Definition of Fiduciary Regulation (Investment Advice)
EBSA plans to enhance retirement security by amending the regulatory definition of "fiduciary" for plan investment advisers to include pension consultants and other plan advisers who do not meet the current regulatory definition, ultimately supporting the Secretary's good jobs for everyone policy.
Key Action: Proposed Regulation
The Department's EBSA plans to publish a proposed regulation in June 2010 to amend the current regulatory definition of "fiduciary" to include more persons, such as pension consultants, as fiduciaries. As a result, these persons become subject to the Employee Retirement Income Security Act's (ERISA) fiduciary responsibility rules, and will owe a duty of undivided loyalty to their plan clients.
Key Concern and Issues to be Addressed
An increasing number of plan fiduciaries rely on advice and recommendations from service providers such as pension consultants and financial asset appraisers in making significant investment-related decisions for their plans. However, the current regulatory definition of fiduciary limits ERISA's ability to protect employee benefit plans from advisers and financial asset appraisers that act imprudently, or that subordinate their clients' interests to the interests of others. Subjecting these persons to ERISA's fiduciary responsibility rules will help protect the interests of plans by fostering the provision of quality, impartial advice and recommendations.
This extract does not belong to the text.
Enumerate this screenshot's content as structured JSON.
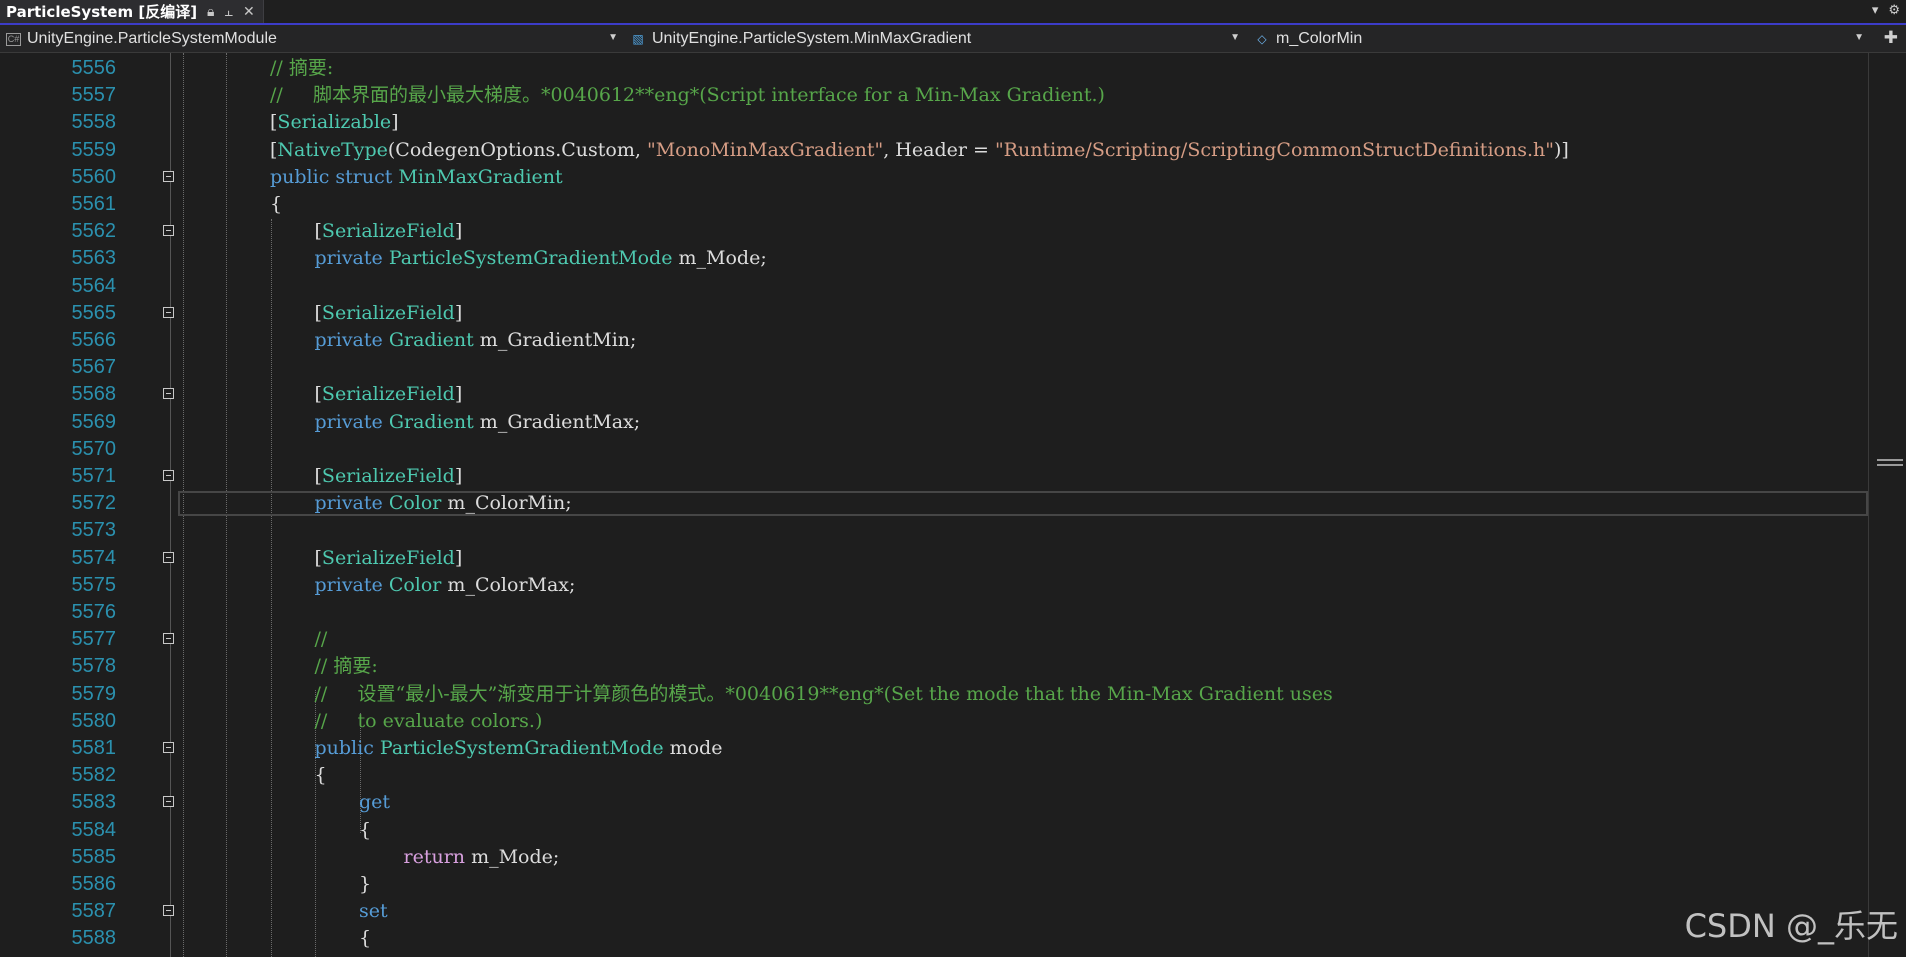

Section 3(21)(A)(ii) of ERISA, straightforwardly provides that a person who renders investment advice for direct or indirect compensation is a fiduciary. The current regulatory definition, adopted by the Department in 1975, takes a much more limited approach, and institutes a five-part test, each element of which must be met for giving investment advice to be a fiduciary function. See 29 CFR §2510.3-21(c).
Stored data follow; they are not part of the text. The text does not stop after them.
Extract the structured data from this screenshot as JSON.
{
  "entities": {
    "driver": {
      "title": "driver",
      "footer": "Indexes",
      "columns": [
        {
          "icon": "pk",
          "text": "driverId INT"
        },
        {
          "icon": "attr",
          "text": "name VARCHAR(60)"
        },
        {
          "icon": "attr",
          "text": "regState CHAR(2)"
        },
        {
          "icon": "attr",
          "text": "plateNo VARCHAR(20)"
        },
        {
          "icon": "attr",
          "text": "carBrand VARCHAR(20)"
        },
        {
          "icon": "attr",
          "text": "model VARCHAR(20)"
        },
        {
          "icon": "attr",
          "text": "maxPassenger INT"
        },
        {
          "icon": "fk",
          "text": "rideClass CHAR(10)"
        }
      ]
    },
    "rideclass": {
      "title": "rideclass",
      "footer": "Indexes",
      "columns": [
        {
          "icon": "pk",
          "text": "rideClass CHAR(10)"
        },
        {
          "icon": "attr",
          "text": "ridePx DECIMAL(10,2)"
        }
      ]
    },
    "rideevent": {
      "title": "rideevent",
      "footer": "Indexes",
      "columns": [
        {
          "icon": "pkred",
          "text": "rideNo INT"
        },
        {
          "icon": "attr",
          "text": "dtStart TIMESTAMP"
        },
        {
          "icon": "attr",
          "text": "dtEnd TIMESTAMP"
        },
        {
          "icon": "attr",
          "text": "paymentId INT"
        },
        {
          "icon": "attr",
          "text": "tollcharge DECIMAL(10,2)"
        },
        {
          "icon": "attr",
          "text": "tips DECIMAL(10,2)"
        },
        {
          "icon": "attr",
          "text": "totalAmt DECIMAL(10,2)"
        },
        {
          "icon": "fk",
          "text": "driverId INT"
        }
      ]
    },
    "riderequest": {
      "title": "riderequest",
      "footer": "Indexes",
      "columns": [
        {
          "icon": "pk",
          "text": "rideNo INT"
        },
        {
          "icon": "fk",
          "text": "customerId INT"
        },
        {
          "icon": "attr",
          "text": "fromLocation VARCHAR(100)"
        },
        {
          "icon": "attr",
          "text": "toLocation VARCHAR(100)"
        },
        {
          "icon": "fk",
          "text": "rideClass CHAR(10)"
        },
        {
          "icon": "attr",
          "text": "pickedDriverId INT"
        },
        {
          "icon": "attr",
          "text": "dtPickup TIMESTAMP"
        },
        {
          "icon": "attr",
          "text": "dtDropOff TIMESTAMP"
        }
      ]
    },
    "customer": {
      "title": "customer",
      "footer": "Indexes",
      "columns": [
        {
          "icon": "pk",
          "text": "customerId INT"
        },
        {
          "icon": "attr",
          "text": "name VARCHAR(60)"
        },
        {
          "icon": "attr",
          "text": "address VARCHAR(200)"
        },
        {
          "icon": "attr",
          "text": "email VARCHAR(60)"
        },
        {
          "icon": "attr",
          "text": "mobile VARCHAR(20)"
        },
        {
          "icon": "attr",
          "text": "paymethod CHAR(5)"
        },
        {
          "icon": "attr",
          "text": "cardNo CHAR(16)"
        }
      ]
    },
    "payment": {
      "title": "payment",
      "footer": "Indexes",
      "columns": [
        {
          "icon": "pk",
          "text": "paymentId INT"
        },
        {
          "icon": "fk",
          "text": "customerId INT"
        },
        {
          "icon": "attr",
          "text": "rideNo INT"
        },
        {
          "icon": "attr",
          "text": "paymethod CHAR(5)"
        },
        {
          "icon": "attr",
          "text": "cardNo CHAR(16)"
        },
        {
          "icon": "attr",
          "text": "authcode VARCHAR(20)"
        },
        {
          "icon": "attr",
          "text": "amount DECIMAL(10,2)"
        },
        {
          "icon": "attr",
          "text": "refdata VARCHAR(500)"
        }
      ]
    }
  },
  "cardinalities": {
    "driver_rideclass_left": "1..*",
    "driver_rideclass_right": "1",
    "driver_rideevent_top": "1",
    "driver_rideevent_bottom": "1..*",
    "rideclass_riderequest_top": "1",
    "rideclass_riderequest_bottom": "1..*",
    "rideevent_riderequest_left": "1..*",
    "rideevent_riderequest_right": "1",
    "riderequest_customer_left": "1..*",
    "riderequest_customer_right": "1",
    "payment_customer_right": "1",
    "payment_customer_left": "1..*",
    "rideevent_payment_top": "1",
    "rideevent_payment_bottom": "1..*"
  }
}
The current regulation has not been updated or modified since its adoption in 1975. However, since that time, practices within the employee benefit community and in the financial marketplace have changed significantly. Based on its experience in implementing the current regulation, the Department believes there is a need to re-examine the types of advisory relationships that should give rise to fiduciary duties on the part of those providing advisory services.